Regression
The Regression panel allows to test, tweak and observe how different
algorithms perform regression on samples living in a N-dimensional
space: "the canvas".
Regression is usually performed from N-1 dimensions to a single
Output dimension (usually the last dimension of the data).
The canvas will display the results of the regression in multiple
layers, which can be changed using the display options. These are:
- Samples: the original sample data, colors indicate class
labels, which will be ignored by the regressor
- Learned Model: the regression model obtained by the algorithm
- 2D data: a continuous curve displaying the learned function
- nD data: only the deviation for the known samples (error) is
shown in the vertical dimension (output dimension)
- Model Info: additional information from the algorithm
(gaussian position and shape, support vectors, etc.)
- Density Map: (for 2D canvas only) confidence of the algorithm
at each position in space (for algorithms that support it)
For multi-dimensional data, it is not possible to display the actual
learned function, therefore only the errors for the known samples is
provided. To get an idea of the quality of the regression it is
necessary to use the Compare button and do cross-validation
analysis.
In Practice
The easiest way to perform regression is to:
- Draw some samples (left-click) in a curve from left to right
- Click on "Regress"
This should train the algorithm and draw the regression curve that
has been learned.
Options and Commands
The interface for regression (the right-hand side of the Algorithm
Options dialog) provides the following commands:
- Regress: perform the regression using the currently selected
algorithm and options
- Clear: clear the current regression model (does NOT clear the
data)
- Compare: adds the current algorithm and options to the Compare
dialog for batch comparisons
and the following options:
- Regression Dimension: defines the dimension to be used as
output for the regression (by default the last dimension)

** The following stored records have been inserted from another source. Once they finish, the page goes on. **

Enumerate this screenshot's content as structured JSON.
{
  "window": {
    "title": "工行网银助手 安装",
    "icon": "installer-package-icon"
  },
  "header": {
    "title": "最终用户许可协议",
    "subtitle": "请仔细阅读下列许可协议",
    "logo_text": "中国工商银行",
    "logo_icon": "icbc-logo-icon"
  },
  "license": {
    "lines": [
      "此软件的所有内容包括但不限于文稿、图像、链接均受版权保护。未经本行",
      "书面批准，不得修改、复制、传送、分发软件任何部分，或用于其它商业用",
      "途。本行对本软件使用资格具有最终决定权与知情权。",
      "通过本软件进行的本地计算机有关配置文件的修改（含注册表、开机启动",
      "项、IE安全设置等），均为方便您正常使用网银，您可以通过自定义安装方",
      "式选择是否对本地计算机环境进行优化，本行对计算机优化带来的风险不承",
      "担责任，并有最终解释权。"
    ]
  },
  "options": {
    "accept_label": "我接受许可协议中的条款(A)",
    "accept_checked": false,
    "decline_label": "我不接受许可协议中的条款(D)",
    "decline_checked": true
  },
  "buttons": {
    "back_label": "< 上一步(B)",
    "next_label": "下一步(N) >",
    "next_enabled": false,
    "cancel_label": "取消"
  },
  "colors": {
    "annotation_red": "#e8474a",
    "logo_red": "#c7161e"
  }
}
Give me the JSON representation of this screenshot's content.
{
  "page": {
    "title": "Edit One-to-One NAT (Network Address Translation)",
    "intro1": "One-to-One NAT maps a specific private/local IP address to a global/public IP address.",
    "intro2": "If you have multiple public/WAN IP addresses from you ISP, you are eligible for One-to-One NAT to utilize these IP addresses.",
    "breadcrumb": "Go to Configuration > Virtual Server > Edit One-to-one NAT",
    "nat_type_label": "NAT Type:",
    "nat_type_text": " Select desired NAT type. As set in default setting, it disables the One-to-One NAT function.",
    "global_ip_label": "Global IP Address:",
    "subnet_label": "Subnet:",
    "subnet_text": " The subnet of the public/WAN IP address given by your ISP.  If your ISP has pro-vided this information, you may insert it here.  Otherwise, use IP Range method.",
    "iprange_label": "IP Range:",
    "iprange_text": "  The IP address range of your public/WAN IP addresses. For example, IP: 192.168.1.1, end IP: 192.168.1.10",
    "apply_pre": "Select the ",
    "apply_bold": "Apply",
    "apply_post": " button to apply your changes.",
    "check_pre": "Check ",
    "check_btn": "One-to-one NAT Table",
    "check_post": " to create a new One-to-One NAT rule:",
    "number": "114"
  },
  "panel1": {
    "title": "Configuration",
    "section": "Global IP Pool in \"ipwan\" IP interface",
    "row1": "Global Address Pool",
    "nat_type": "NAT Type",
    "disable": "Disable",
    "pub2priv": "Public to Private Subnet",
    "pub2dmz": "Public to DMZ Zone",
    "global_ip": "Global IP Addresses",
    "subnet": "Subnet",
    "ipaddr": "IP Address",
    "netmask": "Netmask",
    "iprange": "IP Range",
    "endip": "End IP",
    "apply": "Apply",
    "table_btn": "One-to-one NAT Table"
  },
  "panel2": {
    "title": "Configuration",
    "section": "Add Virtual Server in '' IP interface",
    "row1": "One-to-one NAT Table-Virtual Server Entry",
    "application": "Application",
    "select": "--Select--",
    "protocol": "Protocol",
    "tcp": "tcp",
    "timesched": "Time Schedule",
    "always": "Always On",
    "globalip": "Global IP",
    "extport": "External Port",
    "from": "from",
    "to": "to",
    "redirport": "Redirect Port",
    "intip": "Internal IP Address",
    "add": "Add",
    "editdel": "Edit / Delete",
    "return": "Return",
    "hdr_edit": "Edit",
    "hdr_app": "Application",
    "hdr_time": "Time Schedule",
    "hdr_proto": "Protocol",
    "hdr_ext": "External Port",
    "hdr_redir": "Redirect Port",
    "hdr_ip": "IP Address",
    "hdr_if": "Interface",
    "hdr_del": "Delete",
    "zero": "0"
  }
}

- Train / Test ratio: the ratio of samples in the canvas to be
used for training
- Input Dimensions: determines the dimensions that should be
used for regression (unselected dimensions, as well as the
output dimension, will be ignored)
- Manual Selection: manually select the training samples
(overrides the Train/Test ratio option)
All other options are algorithm-dependent and should be described in
the help menu of the algorithm itself.